For a new generation of students, much of the early 21st century is a distant history; perhaps a story written by an author with a knack for continuity and detail. The class of 2020 was the first for which 9/11 happened before our birth. For us, it is easy to forget the struggles and cautionary tales of the past. Just ten years after its occurrence, The Great Recession is already receding from our minds. It is important to remember the causes and financial devastation in the aftermath of this fateful blunder on the part of the American people.

The housing market collapse was the result of the formation of a financial bubble caused by faulty decisions from banks and homeowners.
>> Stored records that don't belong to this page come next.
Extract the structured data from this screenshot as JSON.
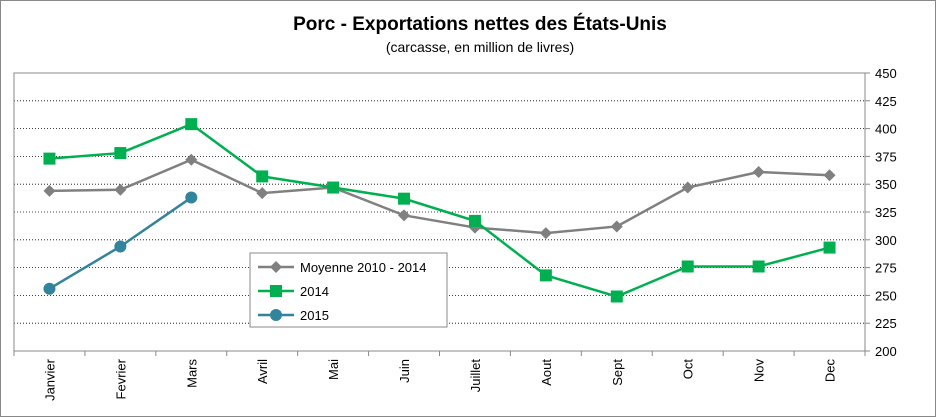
{
  "chart_data": {
    "type": "line",
    "title": "Porc - Exportations nettes des États-Unis",
    "subtitle": "(carcasse, en million de livres)",
    "categories": [
      "Janvier",
      "Fevrier",
      "Mars",
      "Avril",
      "Mai",
      "Juin",
      "Juillet",
      "Aout",
      "Sept",
      "Oct",
      "Nov",
      "Dec"
    ],
    "series": [
      {
        "name": "Moyenne 2010 - 2014",
        "color": "#808080",
        "marker": "diamond",
        "values": [
          344,
          345,
          372,
          342,
          347,
          322,
          311,
          306,
          312,
          347,
          361,
          358
        ]
      },
      {
        "name": "2014",
        "color": "#00b050",
        "marker": "square",
        "values": [
          373,
          378,
          404,
          357,
          347,
          337,
          317,
          268,
          249,
          276,
          276,
          293
        ]
      },
      {
        "name": "2015",
        "color": "#31849b",
        "marker": "circle",
        "values": [
          256,
          294,
          338,
          null,
          null,
          null,
          null,
          null,
          null,
          null,
          null,
          null
        ]
      }
    ],
    "ylim": [
      200,
      450
    ],
    "yticks": [
      200,
      225,
      250,
      275,
      300,
      325,
      350,
      375,
      400,
      425,
      450
    ],
    "grid": true,
    "y_axis_side": "right"
  }
}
Towards the beginning of the crisis, housing prices were on a natural rise due to supply/demand relationships. However, banks saw an opportunity to take advantage of their patrons when they took out loans for their houses. Because a borrower can default on a mortgage, voiding them of any obligation to pay back loans, banks are usually cautious about who they lend to. However, there is a catch to defaulting. The defaulter must yield all previous payments and the house to the bank. Because of rapidly increasing housing prices, the bank would either get its mortgage, or a decent investment in the form of the house. This fail-safe led to lenders giving out loans to anyone who asked for them, including those who had no chance at paying back their loans, since banks could earn the house at a high price and some bonus interest. Although the bubble flourished in the short-term, it popped as soon as house prices began to drop. Because people no longer had monetary incentive to keep paying mortgage payments for the house, most homeowners defaulted, leaving banks with many expensive houses with rapidly decreasing value.
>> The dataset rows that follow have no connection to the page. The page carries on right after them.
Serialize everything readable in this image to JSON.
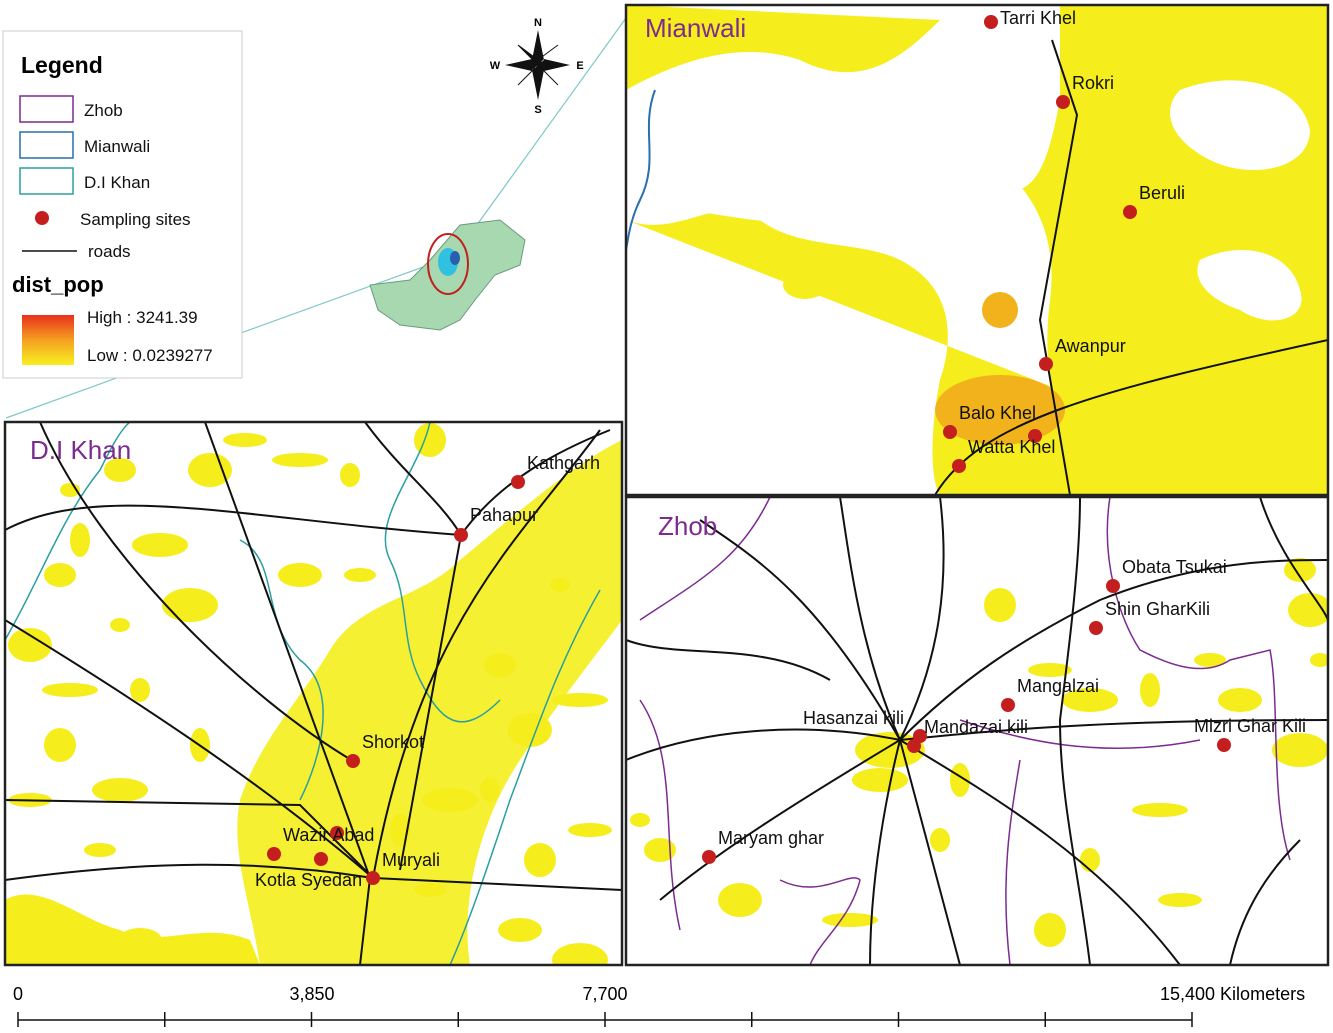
{
  "legend": {
    "title": "Legend",
    "items": [
      "Zhob",
      "Mianwali",
      "D.I Khan",
      "Sampling sites",
      "roads"
    ],
    "raster_title": "dist_pop",
    "high": "High : 3241.39",
    "low": "Low : 0.0239277"
  },
  "compass": {
    "n": "N",
    "s": "S",
    "e": "E",
    "w": "W"
  },
  "panels": [
    {
      "title": "Mianwali",
      "sites": [
        "Tarri Khel",
        "Rokri",
        "Beruli",
        "Awanpur",
        "Balo Khel",
        "Watta Khel"
      ]
    },
    {
      "title": "D.I Khan",
      "sites": [
        "Kathgarh",
        "Pahapur",
        "Shorkot",
        "Wazir Abad",
        "Muryali",
        "Kotla Syedan"
      ]
    },
    {
      "title": "Zhob",
      "sites": [
        "Obata Tsukai",
        "Shin GharKili",
        "Mangalzai",
        "Hasanzai kili",
        "Mandazai kili",
        "Mizri Ghar Kili",
        "Maryam ghar"
      ]
    }
  ],
  "scale_bar": {
    "labels": [
      "0",
      "3,850",
      "7,700",
      "15,400 Kilometers"
    ]
  }
}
Jonathan Liu ‘20 suggests that the banks were to blame for the failure of the housing market. He argues that it was very shortsighted for the lenders to “give loans to everyone, even if they couldn’t pay back the debt or didn’t even have a job, because everyone would just stop paying the loans back”. Instead of responsibly choosing people to give loans to, banks bet on the continual rise of prices, without considering the effect that their own actions would have on the system. In a way, they were pushing the probability of failure onto the next person, trusting that the housing market was large enough to support another player. According to James Feng ‘18, the U.S. government was also to blame for its lack of adequate laws protecting the housing industry. “It was because the government wasn’t hard enough on the banks, and the banks knew that they would get bailed out even if they failed”.

Although the 2008 crash sent millions into joblessness and into debt, it seems like America has already forgotten its lesson in trying to game the system. An unprecedented new way of exchanging money, cryptocurrency, has overturned the financial game. “Average Joe” prospectors have collectively hedged billions of dollars on Bitcoin, Ether, and Monero, similar to how much of the public, especially those with no business buying houses, took out unpayable loans in the years leading up to 2008. Recently, Bitcoin has experienced incredible growth that some experts say is the unnatural buildup for a bubble and subsequent market crash. Many investors joining the Cryptocurrency market hope that the institution of Bitcoin is “too big to fail” and could support just one more player. This was exactly the type of thinking that led to the collapse of the housing market, which many regarded in the same way.

Bitcoin is stepping into uncharted territory, and should be treated with caution. Restraint from average citizens would have prevented the crash of 2008, and can save the cryptocurrency market even if it crashes. The best way to predict the future is with the past, since history inevitably repeats itself, and Bitcoin seems to be following in the footsteps of the housing market in 2008.